About You closes the financial year with lower sales growth

The continuing difficult market conditions are also affecting About You Holding SE. Nevertheless, the Hamburg online retailer is looking positively at the current financial year and plans to get out of the red. This emerges from the current annual report, which About You published on Thursday.

“Our results in fiscal year 2022/2023 reflect the macroeconomic challenges our industry is currently facing,” said Tarek Mueller, CO-CEO at About You. “Fiscal year 2023/2024 is a year of change for About You to lay the foundation for profitable growth.”

About You: double-digit sales growth

In the financial year that ended in February, About You was able to achieve a sales increase of 10 percent to 1.9 billion euros compared to the previous year. In the previous fiscal year, the company achieved sales growth of 48.5 percent.

Adjusted for special effects, loss before interest, taxes, depreciation and amortization (EBITDA) was EUR 137 million, which corresponded to an adjusted EBITDA margin of -7.2 percent. The reason for this was the lower gross margin – driven by discount campaigns due to increased inventories – and costs for the expansion of the European distribution network, according to the announcement. Overall, the loss was 229 million euros.
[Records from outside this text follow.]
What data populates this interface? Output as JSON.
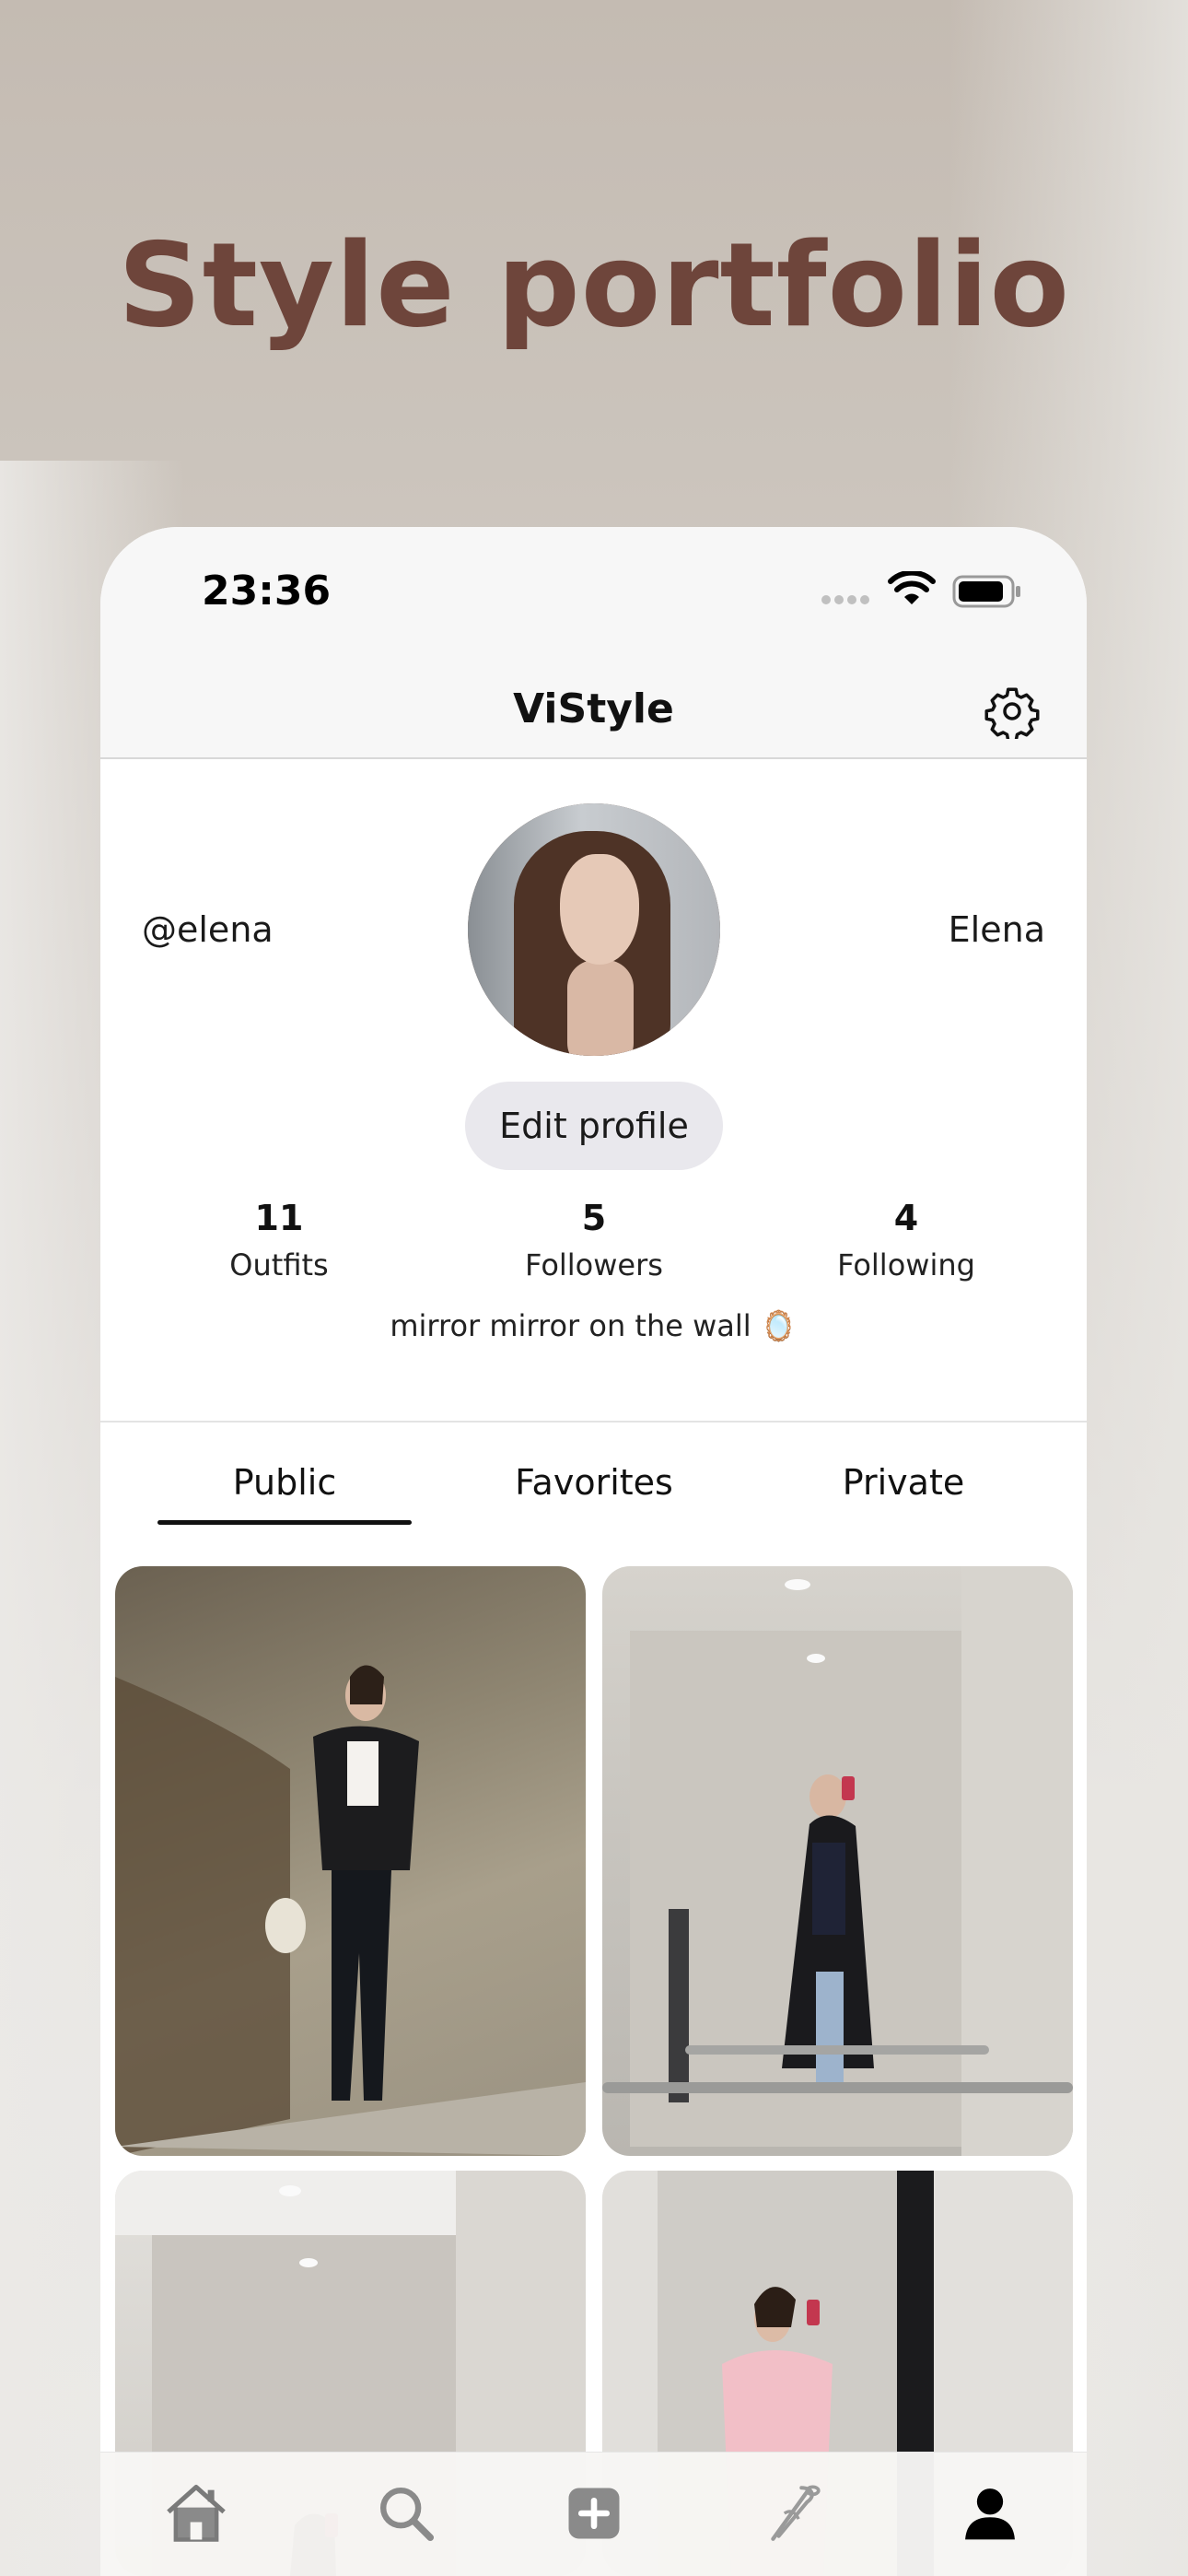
{
  "headline": "Style portfolio",
  "status_bar": {
    "time": "23:36"
  },
  "nav": {
    "title": "ViStyle",
    "settings_icon": "gear-icon"
  },
  "profile": {
    "handle": "@elena",
    "display_name": "Elena",
    "edit_button": "Edit profile",
    "stats": [
      {
        "value": "11",
        "label": "Outfits"
      },
      {
        "value": "5",
        "label": "Followers"
      },
      {
        "value": "4",
        "label": "Following"
      }
    ],
    "bio": "mirror mirror on the wall 🪞"
  },
  "tabs": [
    {
      "label": "Public",
      "active": true
    },
    {
      "label": "Favorites",
      "active": false
    },
    {
      "label": "Private",
      "active": false
    }
  ],
  "tab_bar": {
    "icons": [
      "home-icon",
      "search-icon",
      "add-icon",
      "hanger-icon",
      "profile-icon"
    ]
  },
  "colors": {
    "headline": "#6e453b",
    "active_tab_underline": "#111111",
    "edit_button_bg": "#e9e8ed"
  }
}
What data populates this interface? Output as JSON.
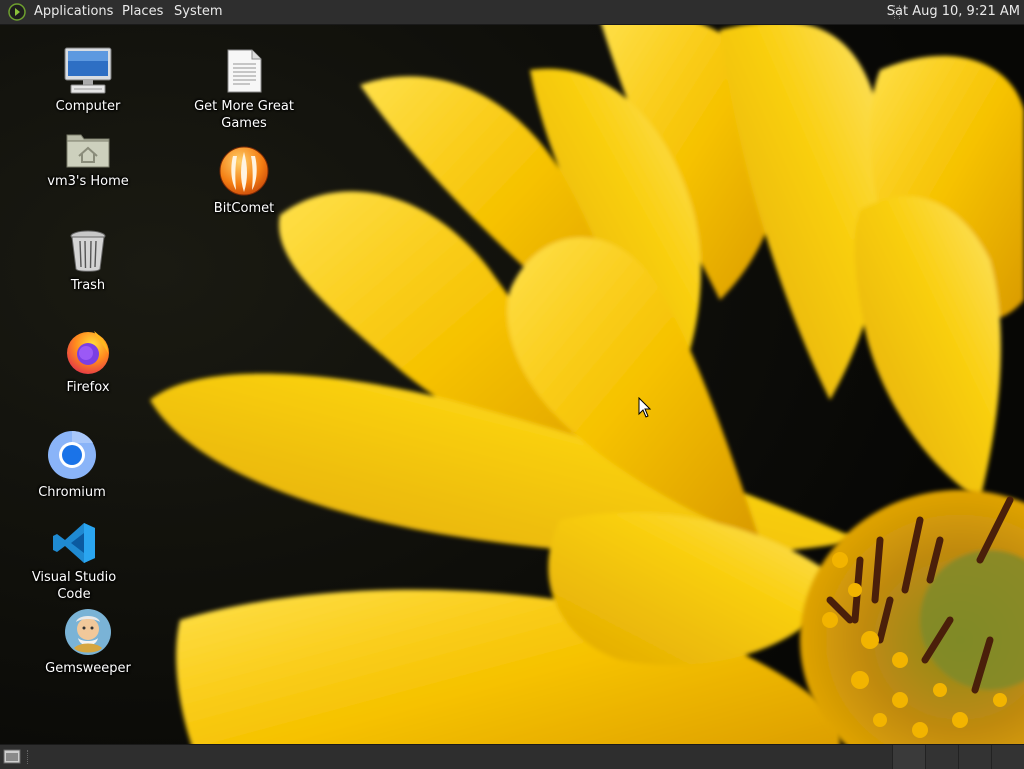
{
  "top_panel": {
    "menus": [
      "Applications",
      "Places",
      "System"
    ],
    "clock": "Sat Aug 10,  9:21 AM"
  },
  "desktop": {
    "icons": [
      {
        "label": "Computer",
        "icon": "computer-icon"
      },
      {
        "label": "vm3's Home",
        "icon": "home-folder-icon"
      },
      {
        "label": "Trash",
        "icon": "trash-icon"
      },
      {
        "label": "Firefox",
        "icon": "firefox-icon"
      },
      {
        "label": "Chromium",
        "icon": "chromium-icon"
      },
      {
        "label": "Visual Studio Code",
        "icon": "vscode-icon"
      },
      {
        "label": "Gemsweeper",
        "icon": "gemsweeper-icon"
      },
      {
        "label": "Get More Great Games",
        "icon": "document-icon"
      },
      {
        "label": "BitComet",
        "icon": "bitcomet-icon"
      }
    ]
  },
  "colors": {
    "panel": "#2e2e2e",
    "panel_text": "#eaeaea",
    "wallpaper_petal": "#f5c400",
    "wallpaper_bg": "#0b0b08"
  }
}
This means that it has increased by around 84 percent compared to the previous year.

In the home market of Germany, Austria and Switzerland (DACH), About You achieved sales growth of 9.1 percent to EUR 916.3 million compared to the previous year, despite declining sales in online fashion retail in Germany. In the rest of the European market, About You was able to increase sales by 17.3 percent to EUR 900.4 million thanks to “higher brand awareness in new markets”. In the past financial year, About You had almost 12 percent more active customers (12.7 million), whose average order frequency was 3.1.

About You expects growth of up to 11 percent

About You also plans to increase its gross margin and improve its fulfillment, marketing and administrative costs as a percentage of sales in the current fiscal year, according to the announcement. The online retailer expects sales growth of between one and eleven percent compared to the previous year due to the ongoing difficult overall economic situation.

“In the past fiscal year, we initiated and pushed ahead with important measures to increase our profitability. Now we will continue to invest our capital in a disciplined manner and focus more on profitability,” says Müller. “Our goal is to break even in adjusted EBITDA at group level in fiscal year 2023/2024, while still growing faster than the market.”